C'est tout de même plus nuancé chez les électeurs de François Bayrou, qui considèrent Nicolas Sarkozy supérieur sur les dimensions présidentielles, mais jugent que Ségolène Royal incarne davantage le changement, la tolérance ou la sincérité. On sent là le tiraillement de l'électorat centriste, et la tentation abstentionniste du tiers d'entre eux.

La crédibilité sectorielle n'apporte pas de surprise quant aux extrémités de la liste ci-dessous. Nicolas Sarkozy est ainsi plus crédible sur les questions d'insécurité, cette crédibilité s'est construite depuis longtemps, et donne d'ailleurs une image assez claire du risque pour Ségolène Royal d'attaquer aussi rapidement un bilan que les Français approuvent majoritairement, ne serait-ce qu'en matière de volontarisme. A l'autre extrême, Ségolène Royal est gagnante sur les thèmes de l'environnement, du handicap, de l'Education Nationale, mais là aussi le rapport de force était installé.
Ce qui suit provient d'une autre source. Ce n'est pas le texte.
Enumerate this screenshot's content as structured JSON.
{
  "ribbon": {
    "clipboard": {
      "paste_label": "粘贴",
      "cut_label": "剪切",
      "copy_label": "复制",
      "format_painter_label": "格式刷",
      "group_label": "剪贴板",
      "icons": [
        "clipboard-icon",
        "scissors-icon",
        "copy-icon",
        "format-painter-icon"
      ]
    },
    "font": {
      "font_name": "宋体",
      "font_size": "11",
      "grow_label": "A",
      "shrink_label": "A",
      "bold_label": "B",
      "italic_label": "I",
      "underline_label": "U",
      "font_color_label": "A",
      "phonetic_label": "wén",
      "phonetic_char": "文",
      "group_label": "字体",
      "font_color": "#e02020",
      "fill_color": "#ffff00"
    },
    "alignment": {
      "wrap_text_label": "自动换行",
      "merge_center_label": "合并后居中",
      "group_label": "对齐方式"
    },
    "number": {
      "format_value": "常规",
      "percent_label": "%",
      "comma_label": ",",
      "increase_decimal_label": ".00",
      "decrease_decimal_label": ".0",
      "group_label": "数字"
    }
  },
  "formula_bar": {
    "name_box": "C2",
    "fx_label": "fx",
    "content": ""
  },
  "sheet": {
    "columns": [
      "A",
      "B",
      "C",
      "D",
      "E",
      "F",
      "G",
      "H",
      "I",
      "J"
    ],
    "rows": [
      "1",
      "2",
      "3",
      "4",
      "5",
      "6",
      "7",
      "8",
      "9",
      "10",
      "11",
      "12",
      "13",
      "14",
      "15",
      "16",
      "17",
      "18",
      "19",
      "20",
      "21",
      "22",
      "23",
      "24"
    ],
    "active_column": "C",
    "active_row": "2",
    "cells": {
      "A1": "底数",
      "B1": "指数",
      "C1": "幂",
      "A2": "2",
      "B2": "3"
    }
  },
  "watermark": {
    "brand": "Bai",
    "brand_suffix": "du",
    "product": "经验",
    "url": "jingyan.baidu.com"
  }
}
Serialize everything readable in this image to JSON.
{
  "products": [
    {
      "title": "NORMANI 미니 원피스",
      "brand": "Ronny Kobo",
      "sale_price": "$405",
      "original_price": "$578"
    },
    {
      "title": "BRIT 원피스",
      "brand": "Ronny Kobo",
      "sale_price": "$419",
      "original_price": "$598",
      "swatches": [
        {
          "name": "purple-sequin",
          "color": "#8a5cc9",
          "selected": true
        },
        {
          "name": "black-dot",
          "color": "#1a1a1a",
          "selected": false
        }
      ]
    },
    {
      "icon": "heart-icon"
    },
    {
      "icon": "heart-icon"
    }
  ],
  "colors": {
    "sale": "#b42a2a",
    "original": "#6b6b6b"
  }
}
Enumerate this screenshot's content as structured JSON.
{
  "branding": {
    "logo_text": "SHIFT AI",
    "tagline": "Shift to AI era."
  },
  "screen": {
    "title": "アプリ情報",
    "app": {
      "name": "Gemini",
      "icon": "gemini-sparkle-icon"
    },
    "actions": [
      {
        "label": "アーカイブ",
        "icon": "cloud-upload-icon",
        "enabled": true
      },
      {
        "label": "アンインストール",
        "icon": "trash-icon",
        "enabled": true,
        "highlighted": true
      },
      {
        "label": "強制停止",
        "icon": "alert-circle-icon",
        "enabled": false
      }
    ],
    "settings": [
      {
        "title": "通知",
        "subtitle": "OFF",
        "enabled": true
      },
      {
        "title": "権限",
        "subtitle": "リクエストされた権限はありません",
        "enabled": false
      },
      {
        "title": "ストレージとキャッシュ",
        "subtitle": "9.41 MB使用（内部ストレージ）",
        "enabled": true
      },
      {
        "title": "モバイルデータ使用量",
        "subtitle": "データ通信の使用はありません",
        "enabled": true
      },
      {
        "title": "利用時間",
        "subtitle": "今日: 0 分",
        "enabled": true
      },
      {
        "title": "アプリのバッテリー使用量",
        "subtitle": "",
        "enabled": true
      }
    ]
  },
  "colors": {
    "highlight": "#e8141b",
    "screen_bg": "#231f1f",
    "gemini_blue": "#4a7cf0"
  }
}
Il est en revanche plus étonnant de constater la supériorité de Nicolas Sarkozy sur les priorités économiques et sociales, décisives pour la majorité des électeurs.  Les 22 points d'écart pour Nicolas Sarkozy sur la question des 35 heures symbolisent ici la victoire idéologique de la droite. Comme le fait que le candidat UMP soit jugé plus crédible sur la question des retraites, du niveau de vie ou du chômage.

Au final, le débat aura surtout modifié l'image qu'ont les Français des deux personnalités. Alors que Ségolène Royal apparaissait consensuelle, la moitié des électeurs n'ont pas apprécié son attitude ; l'image de Nicolas Sarkozy véhiculait de l'inquiétude, il a été apprécié par 71% des Français.

L'opération de séduction a donc fonctionné. Ce jugement d'image clément à l'égard du candidat UMP, partagé dans tous les électorats y compris chez les électeurs de la gauche non socialiste, scelle pour un temps le glas du fameux TSS, pour Tout Sauf Sarkozy.